Ontological Semantic Technology

Ontological Semantic Technology (OST) is a set of resources that enable computational understand of natural language. The resources consist of language independent ontology (representing general knowledge of the world), a number of language-dependent lexica (one per supported natural language, such as English, Russian, Korean, etc.) and a set of tools that interpret text into text-meaning representation (TMR), results of which are stored in an information base. The ultimate goal of OST is to understand explicit and implicit information, knowledge of which is compatible with the ontology.

Communication about Energy Usage in Smart Homes
Part of Sociotechnical systems to enable smart and connected energy-aware residential communities

The overall goal of the project is to discover new knowledge on how individuals, groups, and residential communities make decisions related to their home energy consumption through some feedback mechanism. This feedback mechanism can visual or verbal. The goal of the verbal communication in this project is to give users information about their energy usage informally, in a way that is most acceptable to them. The grain size of information (both in terms of numbers, energy devices, and user behavior) to be delivered to the user as well as the acceptability of verbal cues, based on the density level of text, different voices, effects, and grammatical constructions is part of the experiments performed. The communication of individual cues as well as prolonged dialogs is currently accomplished through Amazon Alexa.

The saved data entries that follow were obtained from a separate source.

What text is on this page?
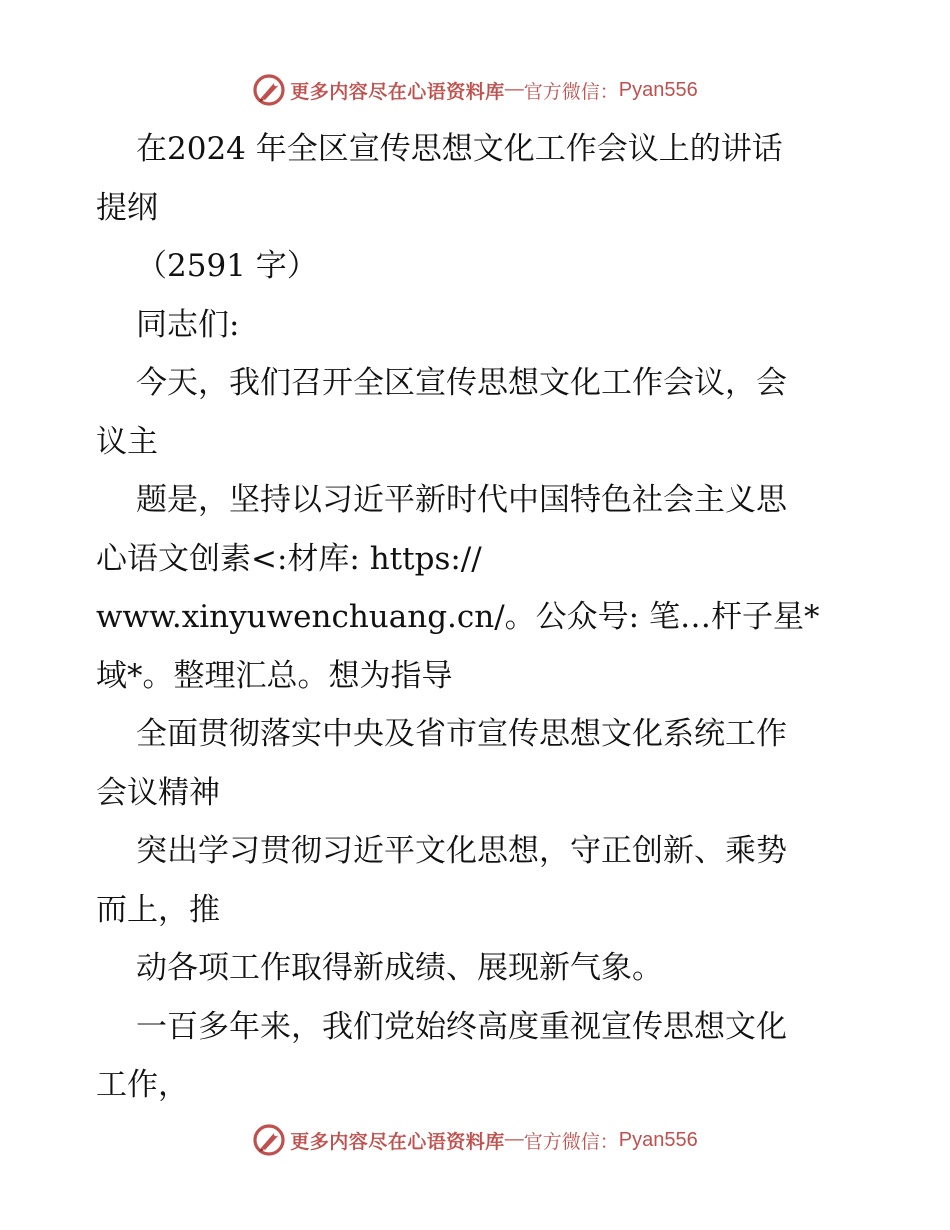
更多内容尽在心语资料库 — 官方微信： Pyan556
在2024 年全区宣传思想文化工作会议上的讲话
提纲
（2591 字）
同志们:
今天，我们召开全区宣传思想文化工作会议，会
议主
题是，坚持以习近平新时代中国特色社会主义思
心语文创素<:材库: https://
www.xinyuwenchuang.cn/。公众号: 笔…杆子星*
域*。整理汇总。想为指导
全面贯彻落实中央及省市宣传思想文化系统工作
会议精神
突出学习贯彻习近平文化思想，守正创新、乘势
而上，推
动各项工作取得新成绩、展现新气象。
一百多年来，我们党始终高度重视宣传思想文化
工作，
更多内容尽在心语资料库 — 官方微信： Pyan556
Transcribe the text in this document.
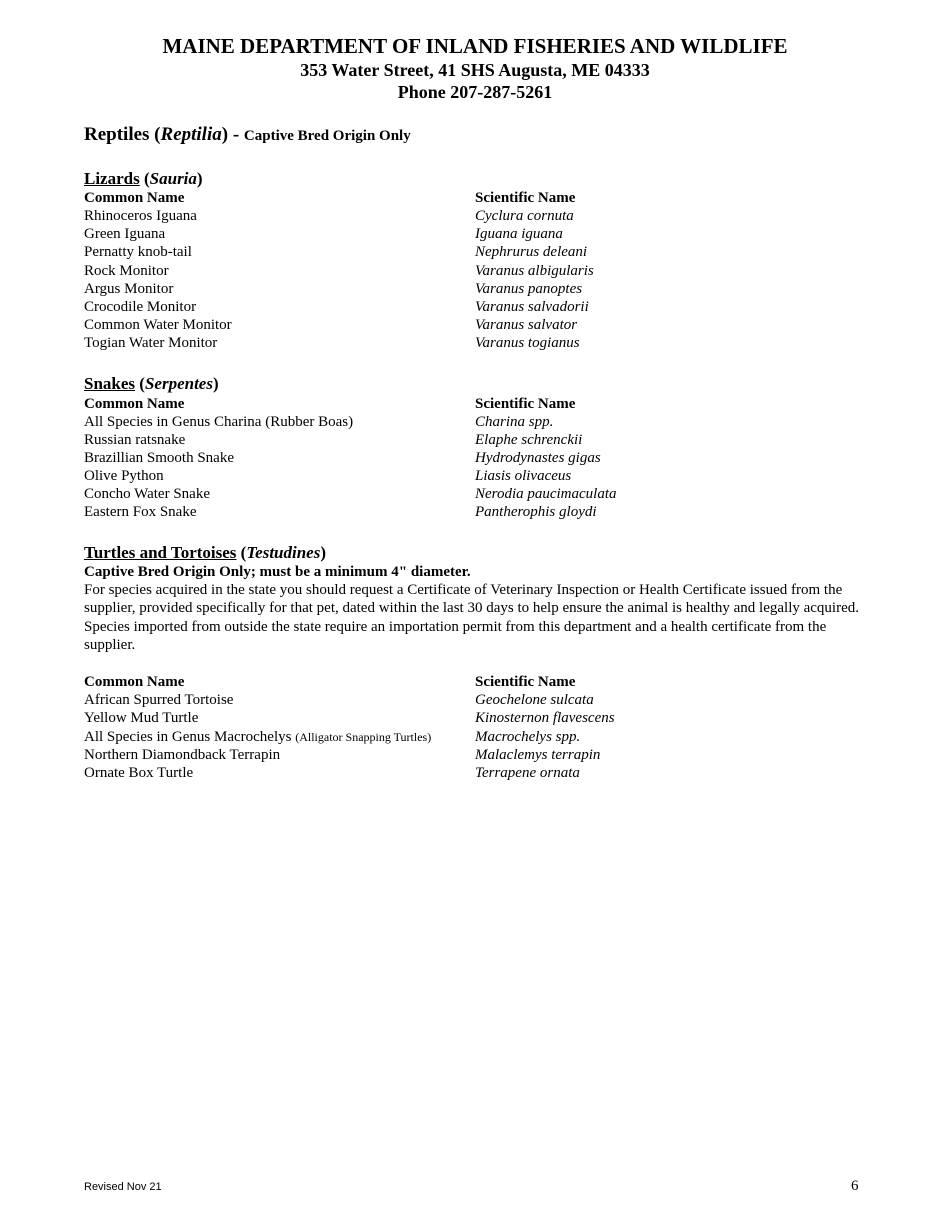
MAINE DEPARTMENT OF INLAND FISHERIES AND WILDLIFE
353 Water Street, 41 SHS Augusta, ME 04333
Phone 207-287-5261
Reptiles (Reptilia) - Captive Bred Origin Only
Lizards (Sauria)
Common Name	Scientific Name
Rhinoceros Iguana	Cyclura cornuta
Green Iguana	Iguana iguana
Pernatty knob-tail	Nephrurus deleani
Rock Monitor	Varanus albigularis
Argus Monitor	Varanus panoptes
Crocodile Monitor	Varanus salvadorii
Common Water Monitor	Varanus salvator
Togian Water Monitor	Varanus togianus
Snakes (Serpentes)
Common Name	Scientific Name
All Species in Genus Charina (Rubber Boas)	Charina spp.
Russian ratsnake	Elaphe schrenckii
Brazillian Smooth Snake	Hydrodynastes gigas
Olive Python	Liasis olivaceus
Concho Water Snake	Nerodia paucimaculata
Eastern Fox Snake	Pantherophis gloydi
Turtles and Tortoises (Testudines)
Captive Bred Origin Only; must be a minimum 4" diameter.
For species acquired in the state you should request a Certificate of Veterinary Inspection or Health Certificate issued from the supplier, provided specifically for that pet, dated within the last 30 days to help ensure the animal is healthy and legally acquired. Species imported from outside the state require an importation permit from this department and a health certificate from the supplier.
Common Name	Scientific Name
African Spurred Tortoise	Geochelone sulcata
Yellow Mud Turtle	Kinosternon flavescens
All Species in Genus Macrochelys (Alligator Snapping Turtles)	Macrochelys spp.
Northern Diamondback Terrapin	Malaclemys terrapin
Ornate Box Turtle	Terrapene ornata
Revised Nov 21	6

Chat Analysis for Law Enforcement
In collaboration with High Tech Crime Unit

The overall goal of the project is to provide law enforcement with a faster and reliable way to triage suspicious conversations between minors and adults in order to prioritize existing cases based on their risk level. AKRaNLU’s component of the data consists of anonymized chats, mostly from social media platforms, each of which includes two or more participants. In order to detect risk of conversations, themes of various parts of chats are considered as well as style of the conversations that may point out to the groups of individuals working together or the same individual using various aliases and multiple social media platforms

Detection of Information Inconsistency

The aim of the project is to develop framework and preliminary results to show feasibility of inconsistency detection. The goal is to taxonomize various inconsistency types that can be seen in text, and identify existing methods that are suitable for identifying each type, as well as outline and develop new methods that would improve the performance of the overall system.

Computational Humor

Advancements in Artificial Intelligence allow computational agents to become more ‘natural’ in various communication aspects. Humor is one of the components of human interaction that should be accounted for, if computational agents are to communicate in a way that is similar to humans. The goal of the project is to be able to detect (and be able to explain) when a component of a text contains humor, when an utterance contains humor potential that can be highlighted with a computer-generated punchline, and to understand humor preferences of a particular individual based on his/her interaction with a computational system, and respond appropriately to a user. Existing research from multiple disciplines that contribute to humor studies is considered, as well as natural language processing techniques.